4. Measuring and Reporting Performance of Benchmarks

Benchmark programs should be derived from how actual applications will execute. However, performance is often the result of combined characteristics of a given computer architecture and system software/hardware components in addition to the microprocessor. Other factors such as the operating system, compilers, libraries, memory design and I/O subsystem characteristics may also have impacts on the results and make comparisons difficult.

4.1 Measuring Performance

Two ways to measure the performance are:

The speed measure - which measures how fast a computer completes a single task. For example, the SPECint95 is used for comparing the ability of a computer to complete single tasks.
The throughput measure - which measures how many tasks a computer can complete in a certain amout of time. The SPECint_rate95 measures the rate of a machine carrying out a number of tasks.

4.2 Interpreting Results

There are three important guidelines to remember when interpreting benchmark results:

1. Be aware of what is being measured. When making critical purchasing decisions based on results from standard benchmarks, it is very important to know what is actually been measured. Without knowing, it is difficult to know whether the measurements obtained is even relevant to the applications which will run on the system being purchased. Questions to consider are: does the benchmark measure the overall performance of the system or just components of the system such as the CPU or memory?

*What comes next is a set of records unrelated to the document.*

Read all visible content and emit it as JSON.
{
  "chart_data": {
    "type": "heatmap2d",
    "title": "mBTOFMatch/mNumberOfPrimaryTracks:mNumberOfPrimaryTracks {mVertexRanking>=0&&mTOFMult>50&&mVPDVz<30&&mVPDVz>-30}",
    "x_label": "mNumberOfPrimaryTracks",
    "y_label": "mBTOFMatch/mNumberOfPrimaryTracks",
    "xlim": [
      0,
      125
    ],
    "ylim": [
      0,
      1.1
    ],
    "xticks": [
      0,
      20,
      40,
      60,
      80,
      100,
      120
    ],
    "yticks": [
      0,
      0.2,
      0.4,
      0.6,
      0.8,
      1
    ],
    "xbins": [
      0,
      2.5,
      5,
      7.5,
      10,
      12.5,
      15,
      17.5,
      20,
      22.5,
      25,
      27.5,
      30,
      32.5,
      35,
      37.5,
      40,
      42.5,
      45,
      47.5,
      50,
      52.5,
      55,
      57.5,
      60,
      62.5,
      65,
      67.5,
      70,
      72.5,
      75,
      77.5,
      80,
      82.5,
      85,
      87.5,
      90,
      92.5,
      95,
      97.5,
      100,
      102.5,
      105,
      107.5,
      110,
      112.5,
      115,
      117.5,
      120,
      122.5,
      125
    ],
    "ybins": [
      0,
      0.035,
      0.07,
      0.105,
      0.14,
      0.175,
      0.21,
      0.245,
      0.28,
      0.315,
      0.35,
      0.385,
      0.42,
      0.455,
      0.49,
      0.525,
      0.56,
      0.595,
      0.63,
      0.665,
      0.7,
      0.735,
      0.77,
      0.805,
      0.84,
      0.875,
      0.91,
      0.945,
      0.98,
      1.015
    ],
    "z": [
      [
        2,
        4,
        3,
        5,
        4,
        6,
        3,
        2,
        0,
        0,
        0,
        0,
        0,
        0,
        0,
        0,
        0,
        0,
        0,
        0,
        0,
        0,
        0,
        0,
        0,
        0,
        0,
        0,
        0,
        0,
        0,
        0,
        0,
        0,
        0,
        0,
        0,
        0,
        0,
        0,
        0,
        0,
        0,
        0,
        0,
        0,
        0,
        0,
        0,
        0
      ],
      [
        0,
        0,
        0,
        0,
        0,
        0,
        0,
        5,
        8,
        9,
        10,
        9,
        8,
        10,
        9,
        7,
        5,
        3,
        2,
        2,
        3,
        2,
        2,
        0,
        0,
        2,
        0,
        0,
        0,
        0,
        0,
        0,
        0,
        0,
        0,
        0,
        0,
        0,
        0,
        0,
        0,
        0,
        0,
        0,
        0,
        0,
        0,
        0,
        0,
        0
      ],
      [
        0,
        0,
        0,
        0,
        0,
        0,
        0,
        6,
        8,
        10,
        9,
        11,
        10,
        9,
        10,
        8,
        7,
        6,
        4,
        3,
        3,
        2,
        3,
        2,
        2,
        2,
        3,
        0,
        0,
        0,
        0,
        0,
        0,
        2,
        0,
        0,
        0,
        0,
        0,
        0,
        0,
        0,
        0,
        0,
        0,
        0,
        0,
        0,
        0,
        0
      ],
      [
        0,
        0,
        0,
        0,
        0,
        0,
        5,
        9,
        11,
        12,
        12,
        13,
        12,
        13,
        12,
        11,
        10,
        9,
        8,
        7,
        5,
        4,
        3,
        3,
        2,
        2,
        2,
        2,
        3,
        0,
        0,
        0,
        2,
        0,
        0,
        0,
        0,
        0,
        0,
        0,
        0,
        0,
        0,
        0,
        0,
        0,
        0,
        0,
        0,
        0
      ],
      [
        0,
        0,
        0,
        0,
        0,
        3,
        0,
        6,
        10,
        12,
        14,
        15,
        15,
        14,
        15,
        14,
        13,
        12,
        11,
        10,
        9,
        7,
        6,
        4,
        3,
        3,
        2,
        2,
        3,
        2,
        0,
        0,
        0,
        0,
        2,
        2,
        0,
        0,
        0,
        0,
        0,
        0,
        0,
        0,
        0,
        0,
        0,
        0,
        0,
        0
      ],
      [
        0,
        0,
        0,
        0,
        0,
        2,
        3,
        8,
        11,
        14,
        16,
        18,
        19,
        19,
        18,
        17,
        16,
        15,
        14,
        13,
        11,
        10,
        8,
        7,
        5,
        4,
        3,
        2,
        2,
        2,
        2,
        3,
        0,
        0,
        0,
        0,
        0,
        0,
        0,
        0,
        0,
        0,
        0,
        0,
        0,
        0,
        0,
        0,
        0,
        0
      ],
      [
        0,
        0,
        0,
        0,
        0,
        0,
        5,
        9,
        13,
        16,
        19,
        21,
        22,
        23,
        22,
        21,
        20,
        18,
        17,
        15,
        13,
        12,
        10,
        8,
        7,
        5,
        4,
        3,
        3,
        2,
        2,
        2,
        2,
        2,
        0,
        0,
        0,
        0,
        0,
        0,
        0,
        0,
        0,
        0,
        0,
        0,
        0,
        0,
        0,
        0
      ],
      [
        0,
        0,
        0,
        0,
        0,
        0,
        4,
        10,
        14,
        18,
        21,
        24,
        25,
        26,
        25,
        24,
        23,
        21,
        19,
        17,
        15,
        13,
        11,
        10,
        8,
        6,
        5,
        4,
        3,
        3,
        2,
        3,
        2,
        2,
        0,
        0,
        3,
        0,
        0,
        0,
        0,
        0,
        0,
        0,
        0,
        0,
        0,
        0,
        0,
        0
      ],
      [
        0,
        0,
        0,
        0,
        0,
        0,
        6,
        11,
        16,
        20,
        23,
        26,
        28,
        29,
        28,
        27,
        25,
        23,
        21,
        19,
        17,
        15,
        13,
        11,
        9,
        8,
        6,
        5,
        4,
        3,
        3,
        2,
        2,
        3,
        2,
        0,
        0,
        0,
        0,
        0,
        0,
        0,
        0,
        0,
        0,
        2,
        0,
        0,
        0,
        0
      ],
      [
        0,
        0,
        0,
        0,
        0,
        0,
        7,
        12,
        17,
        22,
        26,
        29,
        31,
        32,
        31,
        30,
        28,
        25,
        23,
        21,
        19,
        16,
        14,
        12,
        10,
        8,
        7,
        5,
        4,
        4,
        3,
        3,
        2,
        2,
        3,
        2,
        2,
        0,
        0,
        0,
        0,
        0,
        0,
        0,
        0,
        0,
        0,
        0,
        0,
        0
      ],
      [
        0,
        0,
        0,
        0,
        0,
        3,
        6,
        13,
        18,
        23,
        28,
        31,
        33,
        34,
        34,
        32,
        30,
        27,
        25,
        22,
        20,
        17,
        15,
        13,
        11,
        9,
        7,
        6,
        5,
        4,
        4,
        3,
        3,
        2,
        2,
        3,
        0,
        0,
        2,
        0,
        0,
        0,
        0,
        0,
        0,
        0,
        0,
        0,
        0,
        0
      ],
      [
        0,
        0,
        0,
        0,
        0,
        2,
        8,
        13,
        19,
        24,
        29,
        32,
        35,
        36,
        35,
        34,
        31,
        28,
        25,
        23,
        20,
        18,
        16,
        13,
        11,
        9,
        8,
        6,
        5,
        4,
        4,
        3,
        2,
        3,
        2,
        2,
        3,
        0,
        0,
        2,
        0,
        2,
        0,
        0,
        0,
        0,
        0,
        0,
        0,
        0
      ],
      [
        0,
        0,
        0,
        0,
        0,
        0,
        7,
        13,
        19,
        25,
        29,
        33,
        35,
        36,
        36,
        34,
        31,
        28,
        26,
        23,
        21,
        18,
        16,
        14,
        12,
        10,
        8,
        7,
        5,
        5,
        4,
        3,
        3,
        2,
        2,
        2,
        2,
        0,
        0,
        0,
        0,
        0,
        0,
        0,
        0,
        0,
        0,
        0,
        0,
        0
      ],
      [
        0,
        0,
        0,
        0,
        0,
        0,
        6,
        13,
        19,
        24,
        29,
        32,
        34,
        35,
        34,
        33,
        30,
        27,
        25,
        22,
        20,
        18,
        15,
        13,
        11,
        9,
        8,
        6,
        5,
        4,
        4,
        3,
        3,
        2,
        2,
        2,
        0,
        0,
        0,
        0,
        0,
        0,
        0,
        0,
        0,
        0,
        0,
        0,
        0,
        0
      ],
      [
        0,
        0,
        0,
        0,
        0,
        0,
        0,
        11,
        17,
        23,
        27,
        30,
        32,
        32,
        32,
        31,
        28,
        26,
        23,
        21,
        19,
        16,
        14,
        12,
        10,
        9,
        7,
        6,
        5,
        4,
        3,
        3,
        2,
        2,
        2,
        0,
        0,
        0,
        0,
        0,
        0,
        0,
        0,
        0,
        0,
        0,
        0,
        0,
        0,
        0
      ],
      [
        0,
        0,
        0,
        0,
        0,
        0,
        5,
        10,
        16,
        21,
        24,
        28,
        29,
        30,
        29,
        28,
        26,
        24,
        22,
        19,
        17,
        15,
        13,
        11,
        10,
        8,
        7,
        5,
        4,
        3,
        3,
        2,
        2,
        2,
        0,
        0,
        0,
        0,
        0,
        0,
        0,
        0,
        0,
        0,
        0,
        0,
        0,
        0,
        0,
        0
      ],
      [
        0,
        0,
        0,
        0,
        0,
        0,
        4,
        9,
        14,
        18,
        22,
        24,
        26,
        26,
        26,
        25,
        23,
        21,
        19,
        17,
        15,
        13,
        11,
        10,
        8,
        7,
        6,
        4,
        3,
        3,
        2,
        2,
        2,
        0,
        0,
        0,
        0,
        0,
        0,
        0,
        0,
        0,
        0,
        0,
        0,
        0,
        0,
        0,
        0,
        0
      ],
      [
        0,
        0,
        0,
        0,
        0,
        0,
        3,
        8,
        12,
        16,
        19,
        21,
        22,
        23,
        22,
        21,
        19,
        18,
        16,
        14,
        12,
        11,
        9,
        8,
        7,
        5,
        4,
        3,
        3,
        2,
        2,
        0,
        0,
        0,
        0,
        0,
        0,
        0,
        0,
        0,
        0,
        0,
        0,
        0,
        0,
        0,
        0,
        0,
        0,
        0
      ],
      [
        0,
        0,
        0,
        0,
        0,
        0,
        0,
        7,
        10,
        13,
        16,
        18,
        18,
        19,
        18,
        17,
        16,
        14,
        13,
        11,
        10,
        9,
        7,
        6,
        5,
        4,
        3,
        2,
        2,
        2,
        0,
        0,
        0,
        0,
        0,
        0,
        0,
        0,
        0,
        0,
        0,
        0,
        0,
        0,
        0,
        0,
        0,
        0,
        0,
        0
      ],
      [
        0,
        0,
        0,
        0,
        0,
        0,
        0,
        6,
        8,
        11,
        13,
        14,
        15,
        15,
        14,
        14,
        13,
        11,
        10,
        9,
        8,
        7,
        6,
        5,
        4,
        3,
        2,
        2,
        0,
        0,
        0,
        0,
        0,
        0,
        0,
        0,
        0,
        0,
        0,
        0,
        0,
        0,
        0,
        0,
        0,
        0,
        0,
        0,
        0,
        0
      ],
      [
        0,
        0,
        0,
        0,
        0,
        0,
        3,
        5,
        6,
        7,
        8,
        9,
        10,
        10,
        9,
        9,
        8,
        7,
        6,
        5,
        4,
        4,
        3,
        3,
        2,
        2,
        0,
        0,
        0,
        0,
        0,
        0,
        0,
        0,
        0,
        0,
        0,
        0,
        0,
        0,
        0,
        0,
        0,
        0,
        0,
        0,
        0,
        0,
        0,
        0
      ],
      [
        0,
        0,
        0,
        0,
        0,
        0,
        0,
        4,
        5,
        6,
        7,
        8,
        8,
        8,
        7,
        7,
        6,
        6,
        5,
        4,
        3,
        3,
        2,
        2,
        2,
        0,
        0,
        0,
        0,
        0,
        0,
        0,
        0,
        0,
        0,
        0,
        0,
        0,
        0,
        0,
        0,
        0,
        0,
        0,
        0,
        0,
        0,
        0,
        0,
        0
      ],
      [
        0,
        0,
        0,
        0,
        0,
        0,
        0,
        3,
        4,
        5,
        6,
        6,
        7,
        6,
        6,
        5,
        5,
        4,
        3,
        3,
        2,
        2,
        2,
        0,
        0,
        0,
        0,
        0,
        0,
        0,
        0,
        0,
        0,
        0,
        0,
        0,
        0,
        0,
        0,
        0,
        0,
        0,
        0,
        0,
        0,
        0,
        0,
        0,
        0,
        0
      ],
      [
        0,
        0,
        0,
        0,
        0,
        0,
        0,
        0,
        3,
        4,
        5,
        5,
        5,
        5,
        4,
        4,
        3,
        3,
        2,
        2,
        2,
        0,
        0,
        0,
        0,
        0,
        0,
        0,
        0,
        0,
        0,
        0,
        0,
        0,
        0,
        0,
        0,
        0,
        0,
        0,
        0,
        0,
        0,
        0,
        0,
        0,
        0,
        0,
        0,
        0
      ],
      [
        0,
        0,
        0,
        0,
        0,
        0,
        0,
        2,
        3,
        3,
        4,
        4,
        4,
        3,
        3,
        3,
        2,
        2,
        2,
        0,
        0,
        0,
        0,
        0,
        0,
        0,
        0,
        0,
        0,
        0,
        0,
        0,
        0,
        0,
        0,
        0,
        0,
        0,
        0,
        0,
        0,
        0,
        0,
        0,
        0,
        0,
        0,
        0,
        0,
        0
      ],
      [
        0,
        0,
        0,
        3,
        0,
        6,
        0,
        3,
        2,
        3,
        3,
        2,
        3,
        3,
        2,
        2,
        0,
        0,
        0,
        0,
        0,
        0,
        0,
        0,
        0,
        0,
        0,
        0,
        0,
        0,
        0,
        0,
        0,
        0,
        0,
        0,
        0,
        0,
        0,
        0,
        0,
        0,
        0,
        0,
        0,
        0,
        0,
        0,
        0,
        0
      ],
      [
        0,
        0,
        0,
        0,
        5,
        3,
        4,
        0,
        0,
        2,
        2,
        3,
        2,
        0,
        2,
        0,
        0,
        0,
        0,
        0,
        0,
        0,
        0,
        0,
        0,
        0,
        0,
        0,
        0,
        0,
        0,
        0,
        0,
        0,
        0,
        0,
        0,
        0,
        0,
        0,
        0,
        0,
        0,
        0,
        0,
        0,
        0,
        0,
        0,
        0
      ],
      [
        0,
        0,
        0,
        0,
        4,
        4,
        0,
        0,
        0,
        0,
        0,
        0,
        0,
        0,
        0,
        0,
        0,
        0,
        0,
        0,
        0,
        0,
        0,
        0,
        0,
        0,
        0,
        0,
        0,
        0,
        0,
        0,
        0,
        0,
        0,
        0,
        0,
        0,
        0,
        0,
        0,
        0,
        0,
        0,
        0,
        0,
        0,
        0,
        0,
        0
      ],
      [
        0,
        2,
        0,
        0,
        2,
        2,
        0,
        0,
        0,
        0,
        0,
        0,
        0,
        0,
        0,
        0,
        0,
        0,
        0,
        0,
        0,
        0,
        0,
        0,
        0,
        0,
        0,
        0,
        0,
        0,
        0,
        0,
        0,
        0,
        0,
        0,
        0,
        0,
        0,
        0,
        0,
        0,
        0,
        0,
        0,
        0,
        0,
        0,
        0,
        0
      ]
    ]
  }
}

2. Representativeness is key. How close is the benchmark to the actual application being executed? The closer it is, the better it will be at predicting the performance. For example, a component-level benchmark would not be good predictors of performance for an application that would use the entire system. Likewise, application benchmarks would be the most accurate predictors of performance for individual applications.

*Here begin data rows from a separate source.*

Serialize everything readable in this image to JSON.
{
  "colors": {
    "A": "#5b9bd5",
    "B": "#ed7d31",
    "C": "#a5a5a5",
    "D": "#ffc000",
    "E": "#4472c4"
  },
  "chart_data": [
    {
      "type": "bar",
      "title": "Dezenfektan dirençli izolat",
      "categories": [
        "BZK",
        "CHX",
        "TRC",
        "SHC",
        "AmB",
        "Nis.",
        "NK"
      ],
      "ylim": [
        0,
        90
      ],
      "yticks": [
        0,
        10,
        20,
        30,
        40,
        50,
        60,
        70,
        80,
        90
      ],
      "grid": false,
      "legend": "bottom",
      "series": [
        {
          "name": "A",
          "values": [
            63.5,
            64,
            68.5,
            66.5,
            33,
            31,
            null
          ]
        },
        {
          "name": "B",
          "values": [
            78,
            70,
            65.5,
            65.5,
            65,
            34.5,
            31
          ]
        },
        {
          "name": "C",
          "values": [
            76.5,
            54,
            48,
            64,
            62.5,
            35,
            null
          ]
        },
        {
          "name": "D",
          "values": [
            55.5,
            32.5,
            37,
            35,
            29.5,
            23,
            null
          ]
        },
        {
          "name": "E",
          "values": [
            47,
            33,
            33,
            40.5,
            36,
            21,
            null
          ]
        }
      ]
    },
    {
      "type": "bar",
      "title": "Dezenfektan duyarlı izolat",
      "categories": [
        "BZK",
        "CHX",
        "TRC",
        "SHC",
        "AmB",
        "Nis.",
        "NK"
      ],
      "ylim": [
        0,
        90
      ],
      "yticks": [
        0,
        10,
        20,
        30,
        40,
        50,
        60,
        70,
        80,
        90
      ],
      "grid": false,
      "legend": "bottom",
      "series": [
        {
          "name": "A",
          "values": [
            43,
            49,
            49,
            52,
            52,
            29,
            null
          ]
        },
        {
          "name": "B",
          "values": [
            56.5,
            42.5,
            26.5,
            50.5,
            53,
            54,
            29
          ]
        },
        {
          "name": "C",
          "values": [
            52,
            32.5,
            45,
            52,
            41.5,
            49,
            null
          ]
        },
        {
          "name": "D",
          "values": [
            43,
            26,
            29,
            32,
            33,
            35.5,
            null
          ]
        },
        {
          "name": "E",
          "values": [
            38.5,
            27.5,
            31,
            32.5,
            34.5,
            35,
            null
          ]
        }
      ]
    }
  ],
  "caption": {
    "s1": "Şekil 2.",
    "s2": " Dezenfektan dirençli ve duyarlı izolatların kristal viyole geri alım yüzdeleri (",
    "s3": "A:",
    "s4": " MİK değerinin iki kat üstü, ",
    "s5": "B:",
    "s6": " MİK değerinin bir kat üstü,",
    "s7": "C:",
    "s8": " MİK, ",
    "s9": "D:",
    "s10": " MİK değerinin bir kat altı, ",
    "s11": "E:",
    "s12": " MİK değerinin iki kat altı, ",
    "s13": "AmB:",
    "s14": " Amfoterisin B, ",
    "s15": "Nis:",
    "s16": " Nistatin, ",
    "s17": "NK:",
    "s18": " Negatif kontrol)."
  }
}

3. Avoid single-measure metrics. Application performance should not be measured with just a single number. No single numerical measurement can completely describe the performance of a complex device like the CPU or the entire system. Also, try to avoid benchmarks that average several results into a single measurement. Important information may be lost in average values. Try to evaluate all the results from different benchmarks that are relevant to the application. This may give a more accurate picture than evaluating the results from one benchmark alone.

4.3 Reporting Performance

There are some points to remember when reporting results obtained from running benchmarks.

Use newer version over the older. If an updated and revised version of a benchmark suite is available, it is usually preferred over the outdated one. Generally there are good reasons for revising the original. They include, but not limited to, changes in technology, improvements in compiler efficiency, etc.
Use all programs in a suite. There may be legitimate reasons why only a subset was used, but they should be explained. Otherwise, someone looking at the results may become suspicious as to why the other programs were not considered. Explain about the selection process, why it was not arbitrary, and why it was useful to do so.
Report compilation mode. The compilation mode that was used is important and should be reported in every case. The effect of a certain new hardware feature may be dependent on whether it is applied to optimzed or unoptimized programs.
Use a variety of benchmarks when reporting performance. Generally it is a good idea to use other set of programs as additional test cases. One set of benchmarks may behave differently than another set and such observations may be useful as to the next round of benchmark selections.
List all factors affecting performance. Have enough information about performance measurements to allow readers to duplicate the results. These include:
1. program input
2. version of the program
3. version of compiler
4. optimizing level of compiled code
5. version of operating system
6. amount of main memory
7. number and types of disks
8. version of the CPU